Hors le cas d'urgence et celui où le professionnel de santé manquerait à ses devoirs d'humanité, le principe énoncé au premier alinéa du présent article ne fait pas obstacle à un refus de soins fondé sur une exigence personnelle ou professionnelle essentielle et déterminante de la qualité, de la sécurité ou de l'efficacité des soins. La continuité des soins doit être assurée quelles que soient les circonstances, dans les conditions prévues par l'article L. 6315-1 du présent code ».

En pratique

La décision de ne pas donner des soins ou de les interrompre doit faire l’objet d’une information sans délai du patient.

Une information orale sera, de préférence, confirmée par un écrit dont un double pourra être adressé au Conseil départemental de l’ordre.
Le professionnel devra, en outre, favoriser la continuité des soins, notamment en transmettant toutes les informations nécessaires à un confrère désigné par le patient.
Le refus de soins ne pourra être fondé sur des motifs discriminatoires.
Il ne sera pas possible en cas d’urgence.

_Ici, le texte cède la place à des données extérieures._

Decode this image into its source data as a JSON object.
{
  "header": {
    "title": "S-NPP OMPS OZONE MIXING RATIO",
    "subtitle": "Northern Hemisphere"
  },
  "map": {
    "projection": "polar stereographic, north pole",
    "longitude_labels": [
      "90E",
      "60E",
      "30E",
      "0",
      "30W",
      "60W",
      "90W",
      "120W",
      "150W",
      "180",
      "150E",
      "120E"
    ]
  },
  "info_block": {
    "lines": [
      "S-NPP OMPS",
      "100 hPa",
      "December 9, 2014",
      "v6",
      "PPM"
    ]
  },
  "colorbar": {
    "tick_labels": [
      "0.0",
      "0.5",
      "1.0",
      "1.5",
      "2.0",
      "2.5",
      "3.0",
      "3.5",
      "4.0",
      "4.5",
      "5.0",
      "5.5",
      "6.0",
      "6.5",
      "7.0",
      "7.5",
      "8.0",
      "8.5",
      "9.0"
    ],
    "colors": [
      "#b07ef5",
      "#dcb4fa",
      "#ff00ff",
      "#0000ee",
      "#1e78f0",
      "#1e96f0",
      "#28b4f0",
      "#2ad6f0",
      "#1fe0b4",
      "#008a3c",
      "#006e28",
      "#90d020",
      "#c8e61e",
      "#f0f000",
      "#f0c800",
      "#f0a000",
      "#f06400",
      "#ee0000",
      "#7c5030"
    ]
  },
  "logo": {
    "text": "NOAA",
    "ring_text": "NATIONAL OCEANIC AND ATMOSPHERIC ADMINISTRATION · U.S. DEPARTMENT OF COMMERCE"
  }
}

Il devra être justifié par des exigences essentielles et déterminantes de la qualité, de la sécurité et de l'efficacité des soins.

Les raisons professionnelles ou personnelles du médecin peuvent recouvrir des situations très diverses. La frontière entre le refus de soins autorisé et celui qui ne l’est pas est parfois mal perçue.
Aucune sanction ne pourra être prononcée à l’encontre du médecin qui aura respecté scrupuleusement le cadre légal et les conditions préalables à la rupture du contrat de soins.